David Devlin-Foltz directs the Advocacy Planning and Evaluation Program (APEP). Since 1999, David Devlin-Foltz has directed efforts to strengthen advocacy on global issues by commissioning and helping organizations to apply tools for effective message framing, planning and evaluation. Devlin-Foltz brings to APEP some twenty-five years of experience in funding, managing and evaluating public education, international exchange, and constituency building efforts in East Africa, southern Africa and the United States.

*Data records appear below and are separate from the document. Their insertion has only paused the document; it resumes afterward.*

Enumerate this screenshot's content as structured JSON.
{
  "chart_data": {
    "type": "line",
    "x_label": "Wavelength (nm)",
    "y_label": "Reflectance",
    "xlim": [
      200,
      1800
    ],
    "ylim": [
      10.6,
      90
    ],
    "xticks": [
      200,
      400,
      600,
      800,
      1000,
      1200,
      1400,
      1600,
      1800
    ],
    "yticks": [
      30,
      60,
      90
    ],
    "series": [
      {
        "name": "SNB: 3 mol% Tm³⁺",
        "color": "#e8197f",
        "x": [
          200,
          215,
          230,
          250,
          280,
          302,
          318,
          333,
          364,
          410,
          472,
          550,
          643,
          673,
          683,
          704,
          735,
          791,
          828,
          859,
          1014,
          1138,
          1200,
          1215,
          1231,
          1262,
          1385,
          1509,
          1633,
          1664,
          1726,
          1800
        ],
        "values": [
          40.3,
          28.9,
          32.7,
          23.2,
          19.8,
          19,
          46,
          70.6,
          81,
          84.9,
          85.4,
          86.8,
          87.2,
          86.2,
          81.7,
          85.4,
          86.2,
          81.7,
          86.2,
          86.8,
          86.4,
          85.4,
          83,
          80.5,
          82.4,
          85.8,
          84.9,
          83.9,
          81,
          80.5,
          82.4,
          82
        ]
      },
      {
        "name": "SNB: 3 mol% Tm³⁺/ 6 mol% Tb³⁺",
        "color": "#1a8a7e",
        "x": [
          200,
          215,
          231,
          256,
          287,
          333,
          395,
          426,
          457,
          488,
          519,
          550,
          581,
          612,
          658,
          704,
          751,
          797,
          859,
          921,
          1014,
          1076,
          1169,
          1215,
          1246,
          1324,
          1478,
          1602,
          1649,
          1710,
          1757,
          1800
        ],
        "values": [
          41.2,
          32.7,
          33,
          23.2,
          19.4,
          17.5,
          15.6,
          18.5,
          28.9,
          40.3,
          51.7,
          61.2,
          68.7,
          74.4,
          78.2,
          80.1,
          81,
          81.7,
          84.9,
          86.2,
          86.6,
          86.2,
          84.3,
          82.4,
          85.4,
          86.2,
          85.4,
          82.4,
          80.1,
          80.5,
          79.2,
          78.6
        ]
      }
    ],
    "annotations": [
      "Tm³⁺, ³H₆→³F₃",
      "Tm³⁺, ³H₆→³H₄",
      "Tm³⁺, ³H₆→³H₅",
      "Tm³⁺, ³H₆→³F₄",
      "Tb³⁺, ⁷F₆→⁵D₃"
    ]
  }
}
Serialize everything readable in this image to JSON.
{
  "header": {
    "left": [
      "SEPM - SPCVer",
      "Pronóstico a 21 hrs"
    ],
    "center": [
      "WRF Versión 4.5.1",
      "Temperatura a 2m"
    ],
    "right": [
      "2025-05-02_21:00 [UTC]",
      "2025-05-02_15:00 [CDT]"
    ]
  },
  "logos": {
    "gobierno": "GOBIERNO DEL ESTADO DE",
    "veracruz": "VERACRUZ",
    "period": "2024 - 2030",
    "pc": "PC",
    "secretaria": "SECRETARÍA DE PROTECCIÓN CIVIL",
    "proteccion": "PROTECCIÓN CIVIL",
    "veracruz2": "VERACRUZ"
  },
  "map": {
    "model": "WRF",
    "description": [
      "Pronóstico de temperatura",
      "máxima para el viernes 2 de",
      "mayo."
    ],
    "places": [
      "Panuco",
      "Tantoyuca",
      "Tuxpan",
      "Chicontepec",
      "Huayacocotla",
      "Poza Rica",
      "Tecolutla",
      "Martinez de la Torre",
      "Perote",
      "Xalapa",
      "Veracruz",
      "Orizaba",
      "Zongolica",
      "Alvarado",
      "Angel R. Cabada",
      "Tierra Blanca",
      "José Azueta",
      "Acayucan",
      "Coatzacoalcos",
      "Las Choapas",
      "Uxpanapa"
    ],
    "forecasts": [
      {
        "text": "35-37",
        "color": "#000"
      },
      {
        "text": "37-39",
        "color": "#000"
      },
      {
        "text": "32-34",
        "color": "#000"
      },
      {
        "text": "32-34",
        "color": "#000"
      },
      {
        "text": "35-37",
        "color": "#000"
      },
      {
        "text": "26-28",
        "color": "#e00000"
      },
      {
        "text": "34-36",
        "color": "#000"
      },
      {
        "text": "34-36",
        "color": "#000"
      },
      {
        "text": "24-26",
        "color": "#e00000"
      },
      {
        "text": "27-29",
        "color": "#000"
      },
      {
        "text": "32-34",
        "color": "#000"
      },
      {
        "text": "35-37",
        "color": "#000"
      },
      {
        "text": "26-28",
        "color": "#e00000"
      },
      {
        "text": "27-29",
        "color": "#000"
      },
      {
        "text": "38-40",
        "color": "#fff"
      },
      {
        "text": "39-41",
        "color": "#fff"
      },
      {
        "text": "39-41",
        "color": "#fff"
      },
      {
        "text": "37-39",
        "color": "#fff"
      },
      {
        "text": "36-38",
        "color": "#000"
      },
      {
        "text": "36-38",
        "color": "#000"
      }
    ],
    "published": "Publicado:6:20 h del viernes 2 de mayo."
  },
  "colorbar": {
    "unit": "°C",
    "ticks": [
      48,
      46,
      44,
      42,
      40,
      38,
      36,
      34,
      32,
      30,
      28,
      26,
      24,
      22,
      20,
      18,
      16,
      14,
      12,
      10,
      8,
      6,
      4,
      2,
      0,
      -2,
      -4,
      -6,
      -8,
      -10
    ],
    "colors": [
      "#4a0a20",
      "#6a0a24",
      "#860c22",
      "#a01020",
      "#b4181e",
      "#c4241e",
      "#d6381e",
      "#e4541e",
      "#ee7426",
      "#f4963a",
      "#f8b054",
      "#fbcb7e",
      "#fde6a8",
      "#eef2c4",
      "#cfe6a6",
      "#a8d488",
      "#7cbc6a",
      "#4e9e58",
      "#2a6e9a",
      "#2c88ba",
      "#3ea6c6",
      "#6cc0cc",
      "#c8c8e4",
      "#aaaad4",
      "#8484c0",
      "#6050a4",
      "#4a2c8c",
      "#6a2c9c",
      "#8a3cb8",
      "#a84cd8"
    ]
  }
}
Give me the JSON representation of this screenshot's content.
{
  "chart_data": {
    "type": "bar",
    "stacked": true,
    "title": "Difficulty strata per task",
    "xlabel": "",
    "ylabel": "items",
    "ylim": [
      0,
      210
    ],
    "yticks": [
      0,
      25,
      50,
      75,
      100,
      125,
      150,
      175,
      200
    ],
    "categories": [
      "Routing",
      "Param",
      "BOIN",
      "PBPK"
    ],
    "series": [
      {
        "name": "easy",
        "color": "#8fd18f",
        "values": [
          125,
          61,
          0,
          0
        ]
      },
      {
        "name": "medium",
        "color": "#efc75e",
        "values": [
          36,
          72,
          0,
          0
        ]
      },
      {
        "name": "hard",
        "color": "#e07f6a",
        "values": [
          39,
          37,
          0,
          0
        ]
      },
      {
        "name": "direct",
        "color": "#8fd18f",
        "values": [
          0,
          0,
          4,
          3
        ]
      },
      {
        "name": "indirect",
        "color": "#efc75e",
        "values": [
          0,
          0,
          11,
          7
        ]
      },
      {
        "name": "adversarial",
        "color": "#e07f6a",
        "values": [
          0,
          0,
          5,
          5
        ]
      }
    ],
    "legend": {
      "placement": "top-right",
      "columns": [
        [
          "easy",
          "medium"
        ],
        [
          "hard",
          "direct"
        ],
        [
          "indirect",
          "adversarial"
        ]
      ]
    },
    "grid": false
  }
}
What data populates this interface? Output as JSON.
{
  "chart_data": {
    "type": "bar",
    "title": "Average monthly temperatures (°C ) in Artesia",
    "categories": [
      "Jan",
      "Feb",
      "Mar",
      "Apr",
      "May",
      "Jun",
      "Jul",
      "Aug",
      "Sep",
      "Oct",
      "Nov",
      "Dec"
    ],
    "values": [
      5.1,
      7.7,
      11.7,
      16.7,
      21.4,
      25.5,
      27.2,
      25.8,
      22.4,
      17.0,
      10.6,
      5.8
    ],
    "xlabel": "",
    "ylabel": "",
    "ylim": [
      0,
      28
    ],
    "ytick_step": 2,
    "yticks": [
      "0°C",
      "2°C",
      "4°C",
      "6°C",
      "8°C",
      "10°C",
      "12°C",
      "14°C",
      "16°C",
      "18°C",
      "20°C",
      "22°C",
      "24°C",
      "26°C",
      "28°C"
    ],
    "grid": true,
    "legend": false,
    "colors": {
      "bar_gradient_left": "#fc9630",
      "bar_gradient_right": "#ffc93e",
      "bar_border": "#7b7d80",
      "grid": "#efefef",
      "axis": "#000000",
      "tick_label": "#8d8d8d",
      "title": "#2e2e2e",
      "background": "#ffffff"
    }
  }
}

Before coming to the Aspen Institute in 1993, he worked for the Institute of International Education, the School for International Training and the Carnegie Corporation of New York. Devlin-Foltz was responsible for Carnegie’s South African human rights grantmaking from 1984 to 1988, and devised Carnegie’s strategy for building public understanding in the US of international development issues.

A Peace Corps volunteer at the National University of Rwanda from 1979 to 1981, Devlin-Foltz has also taught and managed programs in France, Spain, and Zimbabwe. He received his undergraduate degree from Yale College and holds graduate degrees from the Sorbonne and the Woodrow Wilson School of Public and International Affairs at Princeton University. He took his hyphenated name on marrying the former Betsy Devlin; they are the proud but occasionally perplexed parents of two fine young men.